Copyright
Copyright law encourages creation and promotes the “process of creating” because of the remuneration and reward of that work. For this reason authors should take the greatest possible care in protecting their artwork.
About
The protection provided by copyright law includes all intellectual works whit a creative character, regardless of expressive mode or shape.
Works protected by copyright are those belong to:
literature: literary, dramatic, scientific, religious work, both in writing and orally
music: musical compositions, tragic musical works
visual art: engravings, sculpture and painting, including scenography
architecture: architectural design, industrial and artistic design
theater: choreography works
film: cinematographic works, movies, silent or audible
photography: photographic works
software: computer system as result of an intellectual creation
database: database as group of information, data, works, and all other elements systematically arranged and accessible via Web
engineering drawing: industrial designs and models with creative and artistic value.
Term
In Italy, the term of copyright protection is 70 years after author’s death, but this rule could have exceptions.
Author's Rights
The right arises at the time of work creation. Italian Civil Code identifies it as “a special expression of intellectual work”.
Author can exploit his own work as he wants, according with the constitutional principle of the free private economic initiative.

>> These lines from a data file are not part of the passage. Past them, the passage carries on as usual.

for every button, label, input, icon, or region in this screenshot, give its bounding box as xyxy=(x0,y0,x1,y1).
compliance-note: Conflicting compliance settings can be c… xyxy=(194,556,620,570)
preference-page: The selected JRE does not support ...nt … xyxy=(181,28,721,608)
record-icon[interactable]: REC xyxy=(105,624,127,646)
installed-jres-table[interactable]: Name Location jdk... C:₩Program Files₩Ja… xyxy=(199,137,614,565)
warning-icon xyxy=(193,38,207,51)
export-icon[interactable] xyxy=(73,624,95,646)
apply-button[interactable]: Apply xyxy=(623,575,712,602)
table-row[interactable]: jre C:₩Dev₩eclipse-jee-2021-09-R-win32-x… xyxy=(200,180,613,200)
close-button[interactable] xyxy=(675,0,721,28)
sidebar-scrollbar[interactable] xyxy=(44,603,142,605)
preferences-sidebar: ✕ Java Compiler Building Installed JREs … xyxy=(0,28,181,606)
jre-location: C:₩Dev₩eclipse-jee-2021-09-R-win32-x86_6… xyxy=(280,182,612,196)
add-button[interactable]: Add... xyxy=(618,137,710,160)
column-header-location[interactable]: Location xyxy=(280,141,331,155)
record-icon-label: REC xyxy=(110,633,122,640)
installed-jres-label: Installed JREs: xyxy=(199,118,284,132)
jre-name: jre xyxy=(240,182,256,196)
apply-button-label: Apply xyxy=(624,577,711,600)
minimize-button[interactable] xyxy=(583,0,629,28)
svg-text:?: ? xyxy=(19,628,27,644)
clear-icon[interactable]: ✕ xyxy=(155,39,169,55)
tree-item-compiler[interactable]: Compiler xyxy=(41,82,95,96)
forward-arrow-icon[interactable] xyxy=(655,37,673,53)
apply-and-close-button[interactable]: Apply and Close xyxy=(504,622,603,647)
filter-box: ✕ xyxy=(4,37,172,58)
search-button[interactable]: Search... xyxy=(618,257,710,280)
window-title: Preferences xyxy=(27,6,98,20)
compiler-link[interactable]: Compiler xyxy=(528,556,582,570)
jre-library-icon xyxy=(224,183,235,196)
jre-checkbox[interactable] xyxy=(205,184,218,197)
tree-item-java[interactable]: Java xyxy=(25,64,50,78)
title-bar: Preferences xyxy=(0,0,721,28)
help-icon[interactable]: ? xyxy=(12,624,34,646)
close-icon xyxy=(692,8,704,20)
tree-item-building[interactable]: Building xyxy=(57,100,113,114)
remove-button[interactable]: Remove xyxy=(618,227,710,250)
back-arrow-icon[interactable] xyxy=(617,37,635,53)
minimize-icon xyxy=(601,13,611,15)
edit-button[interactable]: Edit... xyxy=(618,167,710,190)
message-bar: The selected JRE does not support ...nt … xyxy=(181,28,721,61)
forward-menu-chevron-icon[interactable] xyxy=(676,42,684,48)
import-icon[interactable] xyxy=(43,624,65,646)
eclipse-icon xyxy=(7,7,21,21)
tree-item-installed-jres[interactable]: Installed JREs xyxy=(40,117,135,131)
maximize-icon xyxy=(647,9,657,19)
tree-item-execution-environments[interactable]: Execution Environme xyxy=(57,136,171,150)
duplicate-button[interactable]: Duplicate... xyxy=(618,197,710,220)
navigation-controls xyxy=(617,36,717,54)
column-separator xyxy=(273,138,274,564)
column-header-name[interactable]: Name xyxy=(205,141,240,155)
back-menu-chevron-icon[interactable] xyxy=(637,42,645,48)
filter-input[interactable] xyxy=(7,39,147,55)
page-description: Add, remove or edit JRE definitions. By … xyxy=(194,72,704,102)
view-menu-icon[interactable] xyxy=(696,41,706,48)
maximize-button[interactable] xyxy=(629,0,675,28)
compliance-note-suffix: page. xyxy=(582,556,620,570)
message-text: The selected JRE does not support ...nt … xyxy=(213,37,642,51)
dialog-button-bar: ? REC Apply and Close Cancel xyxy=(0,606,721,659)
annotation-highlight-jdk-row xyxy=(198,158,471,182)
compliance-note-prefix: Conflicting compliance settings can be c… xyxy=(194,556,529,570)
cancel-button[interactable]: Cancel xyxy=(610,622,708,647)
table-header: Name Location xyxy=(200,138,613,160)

Copyright gives author exclusive rights to prevent third parties from economic exploitation of his work. In particular, law gives these exclusives rights:
publication
reproduction
transcription
public acting and performance
public communication, through media and web
distribution
selling
rental and lending.
Economic Rights
The economic exploitation of the work covered by copyright can occur in any ways, the economic rights last up to 70 years after author’s death.
Economic rights can be transferred and, in some cases, even used as compensation of exploitation by third parties.
Economic exploitation rights are grouped in three categories:
performing and distribution rights
public communication rights
interpretation and elaboration rights.
All of these rights are independent and the exercise of one of them doesn’t exclude the exercise of the other.